Donald Trump’s victory has a flavour of revenge—not just for the man but also for crypto bros and their assets of choice. Over the course of election night, as it became clear Mr Trump had won America’s presidential election, the price of bitcoin, the most widely traded cryptocurrency, jumped by 10%. On November 11th, as Republicans edged closer to taking control of Congress, it hit a record $89,000. Since mid October it has surged by 45% (see chart).
Bitcoin is not alone in feeling the love. Excluding stablecoins, which are designed to avoid price swings, the top 20 crypto coins have appreciated even faster, on average, than bitcoin over the past week. Dogecoin, a meme coin often promoted by Elon Musk, a Trump fan-turned-adviser, has more than doubled since election day. The value of the global cryptocurrency market hit $3trn for the first time on November 12th.
That marks a stunning comeback from 2022-23, when a perfect storm sent cryptocurrencies tumbling from the peaks they had reached during the mania of 2021. Back then the Federal Reserve was raising interest rates at a brisk pace, cooling the speculative fever that had gripped markets in the wake of the covid-19 pandemic. Mismanagement and fraud caused several crypto firms once deemed above board—not least FTX, one of the largest crypto exchanges—to collapse, tainting the entire industry. Financial watchdogs doubtful of crypto’s usefulness were starting to growl.
In late 2023, when America’s presidential primaries came into view, the industry saw an opportunity to turn the tables. In the ensuing months Mr Trump proved to be a bombastic champion of crypto. Online he promoted World Liberty Financial, a decentralised-finance project backed by his family. At rallies he promised to make America “the bitcoin superpower of the world”. Crypto lobbyists spent more than $100m backing sympathetic candidates for Congress during the election cycle.
The mood music during the campaign is one reason crypto investors are cheering Mr Trump’s return to the White House. They are also hoping that a changing of the guard will make regulation kinder to crypto. In July, when Mr Trump addressed a rapturous crowd at the industry’s biggest jamboree, the loudest cheer erupted when he promised to fire Gary Gensler, the chairman of the Securities and Exchange Commission (SEC). “From now on the rules will be written by people who love your industry, not hate your industry,” he said then. Mr Trump, in fact, cannot fire Mr Gensler without cause before the end of his term, in 2026—though it is customary for SEC chairs to resign when a new president takes office anyway.
Mr Gensler’s departure would rid the industry of a perfect villain. He is unconvinced of cryptocurrencies’ merits: as recently as October he aired doubts about whether they would ever gain the stability and acceptability of traditional currencies. He has painted the crypto world as rife with scammers and thieves. And he has taken a long list of prominent crypto firms to court, ranging from Kraken and Coinbase (two crypto exchanges) to Ripple (a cryptocurrency issuer) and Cumberland DRW (a broker-dealer). That has forced many crypto ventures to pay huge legal fees and invest heavily in compliance. These legal problems and spiralling costs have cast a cloud over the industry’s future.
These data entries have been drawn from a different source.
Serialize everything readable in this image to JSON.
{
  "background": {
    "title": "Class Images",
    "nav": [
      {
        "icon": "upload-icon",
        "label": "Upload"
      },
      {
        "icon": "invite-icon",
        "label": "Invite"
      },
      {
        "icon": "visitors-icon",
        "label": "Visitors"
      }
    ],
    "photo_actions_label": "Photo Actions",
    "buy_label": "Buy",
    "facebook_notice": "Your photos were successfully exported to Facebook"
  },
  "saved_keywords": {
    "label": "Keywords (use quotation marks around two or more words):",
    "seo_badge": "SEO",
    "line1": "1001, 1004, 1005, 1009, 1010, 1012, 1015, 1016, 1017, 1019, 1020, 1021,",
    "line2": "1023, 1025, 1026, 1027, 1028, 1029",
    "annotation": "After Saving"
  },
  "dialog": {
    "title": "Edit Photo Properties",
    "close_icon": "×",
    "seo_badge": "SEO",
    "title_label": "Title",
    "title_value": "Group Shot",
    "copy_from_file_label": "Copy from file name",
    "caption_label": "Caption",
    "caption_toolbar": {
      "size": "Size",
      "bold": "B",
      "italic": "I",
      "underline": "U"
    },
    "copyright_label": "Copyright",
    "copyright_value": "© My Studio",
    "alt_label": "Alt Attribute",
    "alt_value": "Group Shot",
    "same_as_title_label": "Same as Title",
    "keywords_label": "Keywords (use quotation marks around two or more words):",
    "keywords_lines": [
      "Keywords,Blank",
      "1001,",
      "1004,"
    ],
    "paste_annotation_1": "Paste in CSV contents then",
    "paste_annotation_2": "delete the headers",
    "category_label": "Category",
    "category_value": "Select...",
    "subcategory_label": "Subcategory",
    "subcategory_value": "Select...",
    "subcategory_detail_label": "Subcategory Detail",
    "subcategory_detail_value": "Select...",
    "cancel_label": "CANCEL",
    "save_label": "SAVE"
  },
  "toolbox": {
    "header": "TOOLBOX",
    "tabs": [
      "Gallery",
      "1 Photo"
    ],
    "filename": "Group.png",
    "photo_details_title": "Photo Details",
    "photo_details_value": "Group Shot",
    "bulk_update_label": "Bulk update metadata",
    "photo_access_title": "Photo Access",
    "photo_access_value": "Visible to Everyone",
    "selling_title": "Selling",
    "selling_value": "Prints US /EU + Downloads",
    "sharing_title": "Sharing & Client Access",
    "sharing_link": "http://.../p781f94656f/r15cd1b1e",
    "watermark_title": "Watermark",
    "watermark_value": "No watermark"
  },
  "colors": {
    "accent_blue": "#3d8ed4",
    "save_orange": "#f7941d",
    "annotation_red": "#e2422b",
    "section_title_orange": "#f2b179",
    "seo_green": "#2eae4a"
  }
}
At the heart of Mr Gensler’s crusade is the contention that many digital currencies are in fact securities—the regulation of which falls under the SEC’s purview—and that the firms that issue, trade or offer them for sale should therefore have registered with the commission. Issuers and dealers of securities must disclose more information to regulators, and provide greater protection to clients, than digital-asset firms would like. They would prefer that cryptocurrencies be regulated under a bespoke (and presumably light-touch) regime, or as commodities, which are overseen by the less intrusive Commodities Futures Trading Commission (CFTC).
Under a second Trump administration, rules governing digital assets may be not only more lenient but also more consistent. In recent years the SEC and the CFTC have regularly squabbled over which crypto assets fall under their remit. Both, for example, have in the past claimed jurisdiction over ether, the second most popular cryptocurrency, though the SEC eventually relented (bitcoin, too, is deemed a commodity). Crypto firms have also accused Mr Gensler of constantly changing the SEC rules applying to digital assets.
Clarity may be the biggest prize on offer for those hoping to develop crypto into an asset class beloved of large institutional investors, which, in the absence of stable rules, have largely stayed away. Whether clarity does come is not yet clear. Mr Trump may sing cryptocurrencies’ praises, but his love for them does not stretch back far. As recently as 2021 he called bitcoin a “scam against the dollar”. Hope for consistency under Trump 2.0 may yet prove overhyped.